Vitamins and Minerals
Collectively known as micronutrients, vitamins and minerals are essential compounds required in relatively small amounts in order to regulate metabolism and maintain good health. Vitamins are organic compounds required in small quantities from the diet for specific metabolic reactions in the body, and for promoting normal growth and development. Several vitamins act as antioxidants and help to protect the body against potentially damaging effects of free radicals. Minerals are inorganic compounds essential to life processes, and are required through the diet to maintain optimum health and physical performance. Minerals serve a number of purposes including; providing the building blocks for body tissues; maintaining regulation of metabolism, promoting immune health and maintaining electrolyte balance.
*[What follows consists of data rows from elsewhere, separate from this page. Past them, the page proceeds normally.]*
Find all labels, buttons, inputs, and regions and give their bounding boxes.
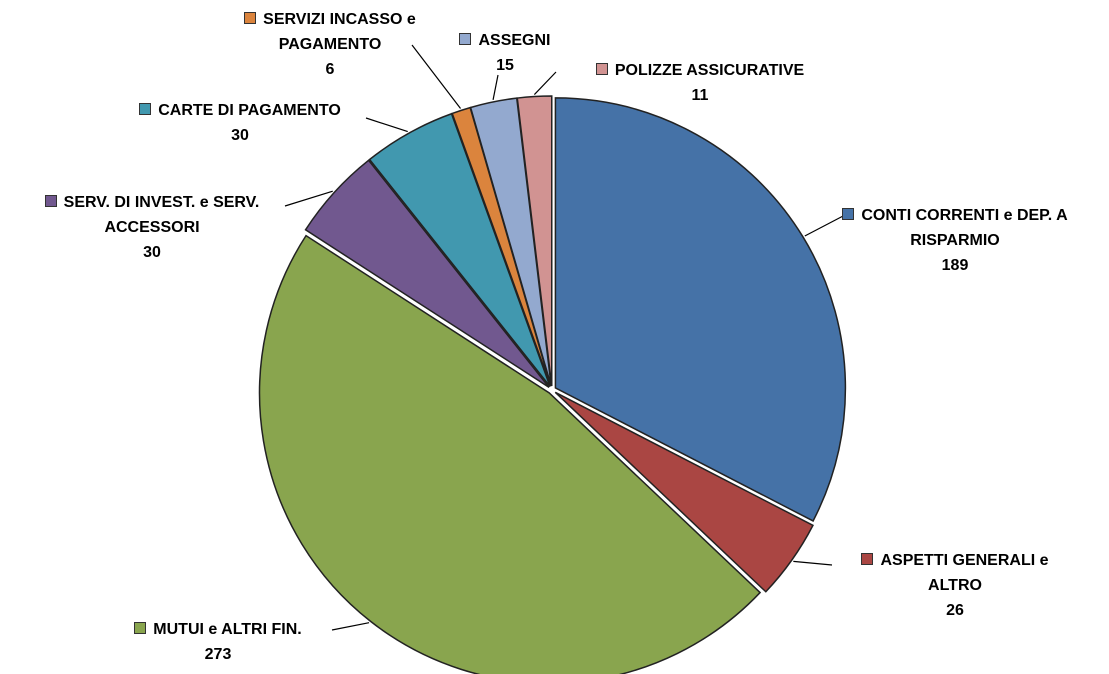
data-label: ASPETTI GENERALI e ALTRO 26 bbox=[840, 548, 1070, 623]
label-category: ASPETTI GENERALI e ALTRO bbox=[840, 548, 1070, 598]
leader-line bbox=[804, 214, 846, 237]
pie-slice bbox=[516, 95, 553, 387]
leader-line bbox=[793, 560, 833, 566]
category-text: SERVIZI INCASSO e PAGAMENTO bbox=[263, 11, 416, 53]
data-label: CARTE DI PAGAMENTO 30 bbox=[105, 98, 375, 148]
legend-swatch bbox=[595, 63, 608, 75]
label-category: ASSEGNI bbox=[450, 28, 560, 53]
leader-line bbox=[492, 74, 499, 101]
label-value: 11 bbox=[691, 87, 709, 104]
legend-swatch bbox=[134, 622, 147, 634]
pie-slice bbox=[304, 159, 550, 388]
label-category: POLIZZE ASSICURATIVE bbox=[565, 58, 835, 83]
label-category: SERVIZI INCASSO e PAGAMENTO bbox=[215, 7, 445, 57]
legend-swatch bbox=[139, 103, 152, 115]
data-label: MUTUI e ALTRI FIN. 273 bbox=[93, 617, 343, 667]
label-value: 15 bbox=[496, 57, 514, 74]
leader-line bbox=[411, 44, 462, 109]
pie-slice bbox=[554, 97, 847, 522]
label-value: 189 bbox=[941, 257, 969, 274]
category-text: SERV. DI INVEST. e SERV. ACCESSORI bbox=[63, 194, 260, 236]
legend-swatch bbox=[861, 553, 874, 565]
legend-swatch bbox=[842, 208, 855, 220]
category-text: MUTUI e ALTRI FIN. bbox=[153, 621, 302, 638]
category-text: CONTI CORRENTI e DEP. A RISPARMIO bbox=[861, 207, 1068, 249]
label-value: 30 bbox=[231, 127, 249, 144]
data-label: POLIZZE ASSICURATIVE 11 bbox=[565, 58, 835, 108]
leader-line bbox=[284, 190, 333, 207]
label-category: CARTE DI PAGAMENTO bbox=[105, 98, 375, 123]
category-text: CARTE DI PAGAMENTO bbox=[158, 102, 341, 119]
pie-slice bbox=[368, 112, 551, 387]
label-value: 30 bbox=[143, 244, 161, 261]
leader-line bbox=[533, 71, 557, 95]
label-category: MUTUI e ALTRI FIN. bbox=[93, 617, 343, 642]
category-text: ASPETTI GENERALI e ALTRO bbox=[880, 552, 1049, 594]
category-text: ASSEGNI bbox=[478, 32, 551, 49]
pie-slice bbox=[258, 234, 762, 674]
data-label: SERV. DI INVEST. e SERV. ACCESSORI 30 bbox=[7, 190, 297, 265]
label-value: 273 bbox=[204, 646, 232, 663]
data-label: ASSEGNI 15 bbox=[450, 28, 560, 78]
data-label: CONTI CORRENTI e DEP. A RISPARMIO 189 bbox=[840, 203, 1070, 278]
category-text: POLIZZE ASSICURATIVE bbox=[614, 62, 805, 79]
label-category: CONTI CORRENTI e DEP. A RISPARMIO bbox=[840, 203, 1070, 253]
leader-line bbox=[331, 622, 370, 631]
legend-swatch bbox=[44, 195, 57, 207]
data-label: SERVIZI INCASSO e PAGAMENTO 6 bbox=[215, 7, 445, 82]
legend-swatch bbox=[459, 33, 472, 45]
leader-line bbox=[365, 117, 408, 133]
legend-swatch bbox=[244, 12, 257, 24]
label-value: 6 bbox=[325, 61, 335, 78]
pie-slice bbox=[554, 391, 814, 593]
label-value: 26 bbox=[946, 602, 964, 619]
label-category: SERV. DI INVEST. e SERV. ACCESSORI bbox=[7, 190, 297, 240]
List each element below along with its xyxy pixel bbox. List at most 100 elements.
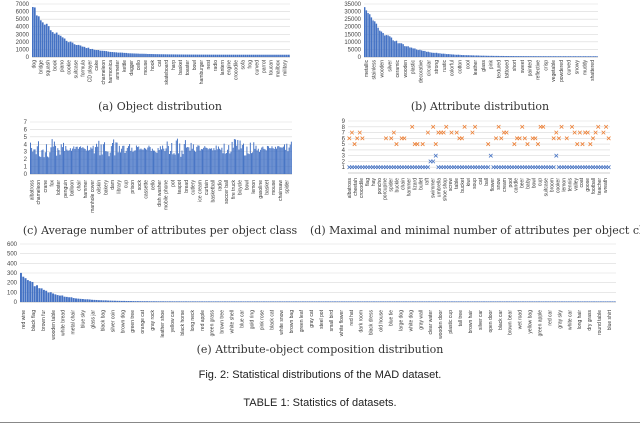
bar — [149, 147, 151, 174]
bar — [109, 51, 112, 57]
bar — [334, 301, 336, 302]
bar — [445, 54, 448, 57]
bar — [124, 152, 126, 174]
bar — [422, 50, 424, 57]
bar — [31, 281, 34, 302]
chart-a-panel: 0 1000 2000 3000 4000 5000 6000 7000 dog bridge sq… — [0, 0, 320, 115]
bar — [118, 300, 121, 302]
table-caption: TABLE 1: Statistics of datasets. — [243, 397, 397, 409]
y-tick-label: 0 — [26, 55, 30, 61]
bar — [285, 301, 288, 302]
bar — [63, 296, 66, 302]
marker-max — [454, 130, 459, 135]
x-category-label: bullet — [418, 177, 424, 190]
x-category-label: pot — [170, 179, 176, 187]
bar — [50, 147, 52, 174]
bar — [134, 150, 136, 174]
bar — [125, 52, 127, 57]
marker-stroke — [606, 136, 611, 141]
bar — [464, 55, 466, 57]
bar — [205, 147, 207, 174]
bar — [244, 155, 246, 174]
bar — [459, 54, 461, 57]
bar — [95, 50, 98, 57]
bar — [51, 139, 53, 174]
bar — [531, 301, 534, 302]
marker-stroke — [441, 130, 446, 135]
bar — [606, 301, 609, 302]
bar — [127, 300, 130, 302]
bar — [479, 55, 481, 57]
bar — [64, 150, 66, 174]
bar — [30, 142, 31, 174]
bar — [172, 154, 174, 174]
marker-max — [577, 130, 582, 135]
bar — [89, 149, 91, 174]
bar — [592, 56, 595, 57]
bar — [179, 143, 181, 174]
marker-max — [470, 130, 475, 135]
x-category-label: sock — [137, 180, 143, 191]
bar — [101, 154, 103, 174]
x-category-label: hammer — [83, 180, 89, 199]
bar — [557, 56, 560, 57]
bar — [400, 301, 403, 302]
x-category-label: cat — [478, 177, 484, 184]
bar — [204, 54, 207, 57]
bar — [198, 301, 201, 302]
bar — [398, 301, 401, 302]
bar — [439, 301, 442, 302]
bar — [437, 53, 439, 57]
bar — [112, 143, 113, 174]
bar — [432, 301, 435, 302]
bar — [424, 50, 426, 57]
bar — [236, 145, 238, 174]
bar — [258, 54, 260, 57]
bar — [552, 56, 555, 57]
bar — [480, 301, 483, 302]
marker-max — [533, 136, 538, 141]
y-tick-label: 2 — [342, 159, 346, 165]
bar — [255, 145, 257, 174]
bar — [161, 149, 162, 174]
bar — [152, 301, 155, 302]
x-category-label: engine — [227, 60, 233, 75]
bar — [571, 56, 573, 57]
bar — [215, 145, 217, 174]
bar — [229, 153, 231, 174]
marker-max — [559, 124, 564, 129]
x-category-label: green tree — [130, 310, 136, 333]
x-category-label: green apple — [538, 310, 544, 337]
chart-d-panel: 1 2 3 4 5 6 7 8 9 albatross cheetah crocodile flag ha… — [310, 118, 640, 238]
bar — [450, 301, 453, 302]
x-category-label: fire truck — [231, 180, 237, 200]
bar — [324, 301, 327, 302]
bar — [87, 47, 90, 57]
bar — [613, 301, 616, 302]
x-category-label: long neck — [190, 310, 196, 332]
bar — [428, 301, 430, 302]
bar — [250, 153, 252, 174]
x-category-label: curved — [255, 60, 261, 75]
bar — [68, 297, 71, 302]
x-category-label: bicycle — [238, 180, 244, 196]
bar — [248, 154, 250, 174]
marker-stroke — [470, 130, 475, 135]
x-category-label: military — [283, 60, 289, 76]
x-category-label: suitcase — [543, 178, 549, 197]
x-category-label: mailbox — [276, 60, 282, 78]
bar — [49, 292, 52, 302]
x-category-label: powdered — [559, 60, 565, 82]
x-category-label: decorative — [419, 60, 425, 83]
bar — [453, 301, 456, 302]
bar — [192, 144, 194, 174]
x-category-label: brown bear — [508, 310, 514, 335]
bar — [45, 290, 48, 302]
y-tick-label: 2000 — [16, 40, 30, 46]
x-category-label: blue car — [240, 310, 246, 328]
marker-max — [572, 130, 577, 135]
bar — [109, 300, 112, 302]
bar — [369, 14, 371, 58]
bar — [564, 56, 566, 57]
bar — [230, 54, 233, 57]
Antioxidants prevent or limit the potentially harmful actions of free radicals within the body. Free radicals are common by-products of normal reactions within the body, and are highly reactive molecules capable of causing damage in tissues throughout the body. Exercise and strenuous activity is known to increase the prevalence of free radicals and thus increase the potential of muscle tissue damage. Increased intake of antioxidant vitamins and minerals has been suggested to reduce the extent of exercise-induced muscle damage.
The adult body is about 60% water by weight. Water is an essential nutrient and serves many purposes within the body. It is responsible for transporting nutrients, providing protection, regulating body temperature, maintaining hydration status, and also facilitates many biochemical reactions. Therefore it is important to make sure enough water is consumed throughout the day to maintain health and good physical performance.